Based LT3756 buck - boost mode drive circuit diagram

Common LED driver requirements include a wide and overlapping range of LED string voltages and input voltages. Many designers prefer to use an LED driver circuit that accommodates various battery power sources and multiple LED strings. This universal configuration may compromise some efficiency, component costs, and board space, but it simplifies design and reduces time to market. A buck-boost mode driver using a single inductor is illustrated in Figure 1. This driver accepts input voltages from 9V to 36V and is designed to supply 400mA of current to drive LED strings with voltages ranging from 10V to 50V. The inductor current corresponds to the input current and the LED string currents; the peak inductor current is equal to the peak switch current. When the input voltage drops below 9V, the CTRL analog dimming feature reduces the LED current accordingly, thus controlling the inductor current. The UVL0 functional circuit turns off the LED when the input voltage falls below 6V. Components COUT, D1, and MI are rated to withstand up to 95V.

The described LED driver circuit operates in a buck-boost configuration, allowing it to efficiently regulate output voltage over a wide input voltage range.
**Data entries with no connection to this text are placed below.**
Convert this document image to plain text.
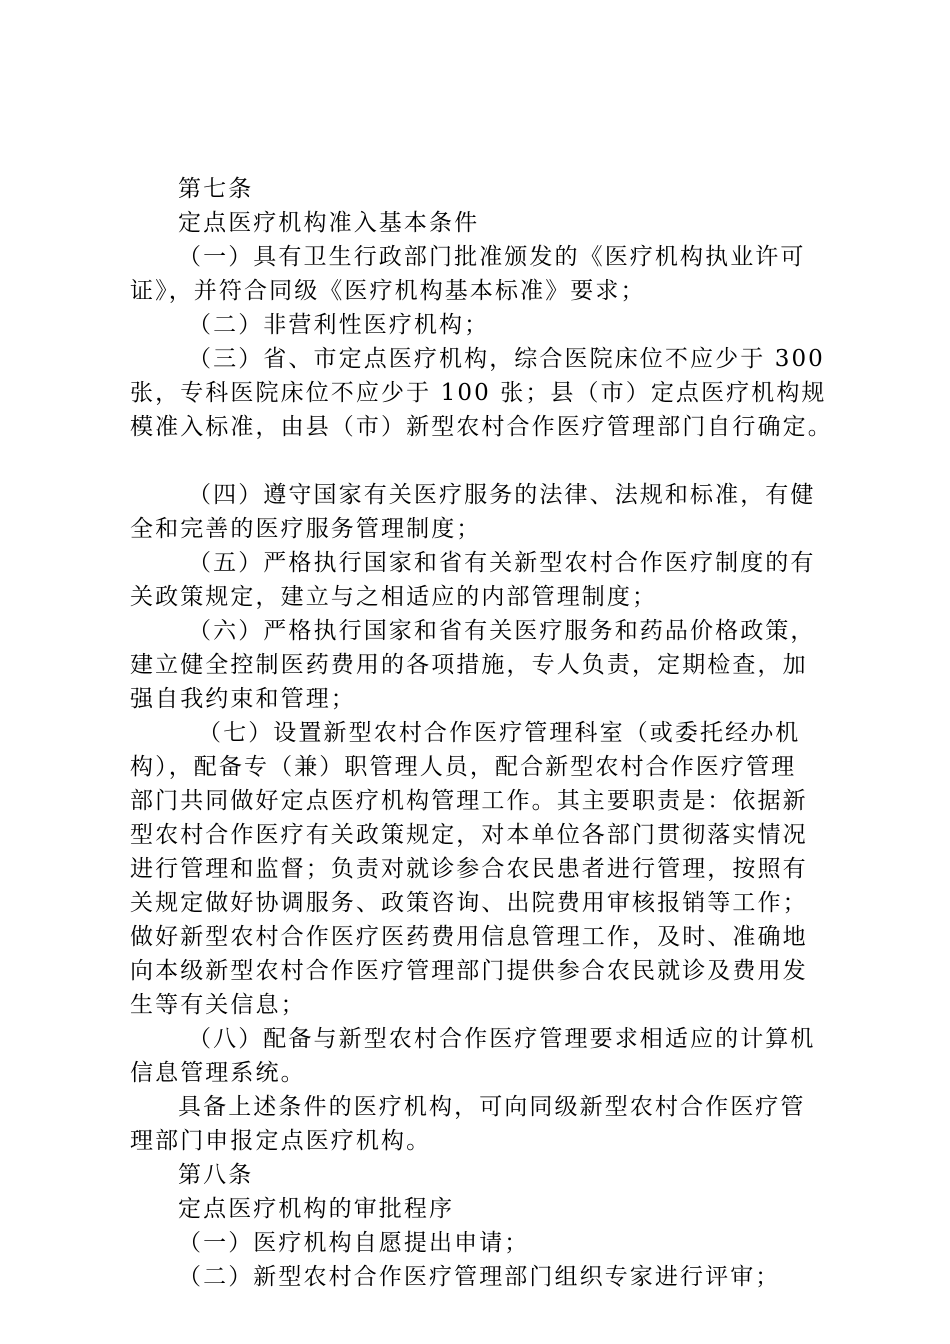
第七条
定点医疗机构准入基本条件
（一）具有卫生行政部门批准颁发的《医疗机构执业许可
证》，并符合同级《医疗机构基本标准》要求；
（二）非营利性医疗机构；
（三）省、市定点医疗机构，综合医院床位不应少于 300
张，专科医院床位不应少于 100 张；县（市）定点医疗机构规
模准入标准，由县（市）新型农村合作医疗管理部门自行确定。
（四）遵守国家有关医疗服务的法律、法规和标准，有健
全和完善的医疗服务管理制度；
（五）严格执行国家和省有关新型农村合作医疗制度的有
关政策规定，建立与之相适应的内部管理制度；
（六）严格执行国家和省有关医疗服务和药品价格政策，
建立健全控制医药费用的各项措施，专人负责，定期检查，加
强自我约束和管理；
（七）设置新型农村合作医疗管理科室（或委托经办机
构），配备专（兼）职管理人员，配合新型农村合作医疗管理
部门共同做好定点医疗机构管理工作。其主要职责是：依据新
型农村合作医疗有关政策规定，对本单位各部门贯彻落实情况
进行管理和监督；负责对就诊参合农民患者进行管理，按照有
关规定做好协调服务、政策咨询、出院费用审核报销等工作；
做好新型农村合作医疗医药费用信息管理工作，及时、准确地
向本级新型农村合作医疗管理部门提供参合农民就诊及费用发
生等有关信息；
（八）配备与新型农村合作医疗管理要求相适应的计算机
信息管理系统。
具备上述条件的医疗机构，可向同级新型农村合作医疗管
理部门申报定点医疗机构。
第八条
定点医疗机构的审批程序
（一）医疗机构自愿提出申请；
（二）新型农村合作医疗管理部门组织专家进行评审；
The design utilizes a single inductor to minimize component count, which is beneficial for reducing board space and overall system complexity. The input voltage range of 9V to 36V ensures compatibility with various power sources, including batteries of different chemistries and configurations.

The driver is capable of providing a constant output current of 400mA, which is suitable for powering LED strings with a forward voltage of 10V to 50V. This flexibility allows the driver to be used in diverse applications, from simple indicator lights to more complex lighting systems.

The inductor plays a critical role in energy transfer within the circuit. The relationship between inductor current and LED string current is crucial; as the inductor charges, it stores energy that is then released to the LED strings. The peak inductor current must be monitored, as it directly influences the peak switch current, which is necessary for ensuring that the circuit operates within safe limits.

The CTRL pin provides an analog dimming feature, which is particularly useful for applications requiring variable brightness. By adjusting the input voltage, the LED current can be reduced, thereby controlling the brightness of the LEDs. This dimming capability enhances the versatility of the driver in various lighting scenarios.

The under-voltage lockout (UVL0) feature is essential for protecting the LEDs from operating under insufficient voltage conditions. If the input voltage drops below 6V, the circuit automatically turns off the LED output, preventing potential damage to the LEDs and ensuring reliable operation.

The components COUT, D1, and MI are designed to withstand voltages up to 95V, providing an added layer of reliability and safety in the circuit. This high-voltage rating is particularly important in applications where input voltage fluctuations may occur, ensuring that the driver remains functional under varying conditions. Overall, this LED driver design represents a robust solution for a wide range of LED lighting applications, balancing efficiency, cost, and design simplicity.A common LED driver requirements are: The LED string voltage and the input voltage is very wide and overlapping. In fact, some designers prefer to use with a LED driver circuit for a variety of battery power, and a plurality of different LED strings. Such universal configuration needs to sacrifice some efficiency, component costs and board space expense, in exchange for simplicity of design time to market and product. Figure 1 is a buck-boost mode driver using a single inductor. It accepts 9V to 36V input, it is designed to 400mA of current to drive the LED strings 10V ~ 50V. Inductor current is the input current to the LED string currents; peak inductor current is equal to the peak switch current.

In the case of less than 9V input, CTRL analog dimming the LED current will be correspondingly reduced, so that the inductor current under control. UVL0 functional circuit at less than 6VIN off LED. Here, COUT, Dl and MI can withstand up to 95V.